FOLDING: BEIJING 2014. Concept, choreography, and design by Shen Wei. National Theatre of China, Beijing. 411 2014.

Before APEC China 2014, citizens of Beijing, directed by the government, were on full alert to showcase China’s soft power to the world. The sixth Theatre Olympics in Beijing, hosted by the Beijing municipal government a week ahead of the APEC meeting, was considered a well-timed cultural event that would present significant foreign productions and local performing arts. Such productions, taking their place in the cultural and artistic memories of the local people, can lift a nation’s cultural pride. The artistic program of the 2008 Beijing Olympics Opening Ceremony highlighted the nation’s traditional beauty and demonstrated China’s longing to communicate with the world. The opening of the sixth Theatre Olympics brought back pleasing memories of 2008. Zhang Yimou and Shen Wei, the artistic director and choreographer, respectively, who orchestrated the 2008 Opening Ceremony, heralded the sixth Theatre Olympics with their productions during the first week (Zhang’s Beijing opera You and Meand Shen’s dance performance Folding: Beijing 2014). These two productions, as if extending the 2008 artistic program, were gestures of embracing past and present, traditional and modern, and East and West.

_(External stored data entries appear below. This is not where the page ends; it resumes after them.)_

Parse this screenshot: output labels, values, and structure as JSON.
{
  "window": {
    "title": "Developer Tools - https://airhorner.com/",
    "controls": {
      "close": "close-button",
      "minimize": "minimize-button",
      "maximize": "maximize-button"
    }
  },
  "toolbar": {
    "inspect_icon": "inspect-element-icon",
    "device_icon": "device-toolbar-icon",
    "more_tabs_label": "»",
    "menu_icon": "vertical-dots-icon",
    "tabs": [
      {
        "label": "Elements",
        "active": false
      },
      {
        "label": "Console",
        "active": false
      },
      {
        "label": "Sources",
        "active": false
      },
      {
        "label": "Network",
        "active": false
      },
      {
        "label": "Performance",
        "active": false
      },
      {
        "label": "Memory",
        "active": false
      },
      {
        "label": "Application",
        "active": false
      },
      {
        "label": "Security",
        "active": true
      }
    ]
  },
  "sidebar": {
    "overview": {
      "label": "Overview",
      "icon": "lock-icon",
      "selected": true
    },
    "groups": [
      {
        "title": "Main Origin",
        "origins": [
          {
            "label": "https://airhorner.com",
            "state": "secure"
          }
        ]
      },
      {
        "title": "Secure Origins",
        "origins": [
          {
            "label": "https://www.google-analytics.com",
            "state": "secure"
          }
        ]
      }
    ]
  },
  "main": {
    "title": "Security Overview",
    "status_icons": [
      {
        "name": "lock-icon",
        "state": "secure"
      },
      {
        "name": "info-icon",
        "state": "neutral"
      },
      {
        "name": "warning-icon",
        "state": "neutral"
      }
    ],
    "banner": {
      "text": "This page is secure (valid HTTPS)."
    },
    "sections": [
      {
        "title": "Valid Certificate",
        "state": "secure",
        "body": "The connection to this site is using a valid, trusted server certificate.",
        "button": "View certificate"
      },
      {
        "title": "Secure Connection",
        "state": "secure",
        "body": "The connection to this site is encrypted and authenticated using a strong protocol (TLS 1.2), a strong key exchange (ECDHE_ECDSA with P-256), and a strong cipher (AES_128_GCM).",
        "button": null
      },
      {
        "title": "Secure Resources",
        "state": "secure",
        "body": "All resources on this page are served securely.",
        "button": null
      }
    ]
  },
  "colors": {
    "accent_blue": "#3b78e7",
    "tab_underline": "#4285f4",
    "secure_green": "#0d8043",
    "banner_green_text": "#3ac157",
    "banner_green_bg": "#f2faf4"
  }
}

Despite its inspiration from the ancient Olympic spirit, the Theatre Olympics has no direct connection to the modern Olympic Games. As an [End Page 198]independent, nonprofit cultural organization, the Theatre Olympics, founded by eight prominent theatre artists (Theodoros Terzopoulos, Heiner Müller, Nuria Espert, Antunes Filho, Tony Harrison, Yuri Lyubimov, Suzuki Tadashi, and Robert Wilson) in 1994, has been held in various international cities, including Delphi, Greece (1995); Shizuoka, Japan (1999); Moscow, Russia (2001); Istanbul, Turkey (2006); and Seoul, South Korea (2010). Beijing is the sixth host city. Each festival, based on a different theme, has presented distinct characteristics that reflect the national identity, theatre tradition, and cultural interest of the hosting country. This year, announcing its theme of “Dream,” the Chinese committee made public its slogan: “China’s dream meets the world stage.” Defining drama as an artistic expression of dream, the festival proclaimed China’s strong wish to reach the world through their performing arts: “Drama is a way for people to present the dream in their minds. Chinese drama has a dream, which is for more Chinese drama to be played on the stage of world’s drama centre” (Chinese Committee of the Sixth Theatre Olympics. 2014: 3). Accordingly, even though many other domestic and foreign productions presented at the festival are noteworthy, Zhang and Shen’s productions, with their metaphors of “Dream,” captured the overall concept of the festival and traced the afterimage of their 2008 staging of China’s dream of harmony.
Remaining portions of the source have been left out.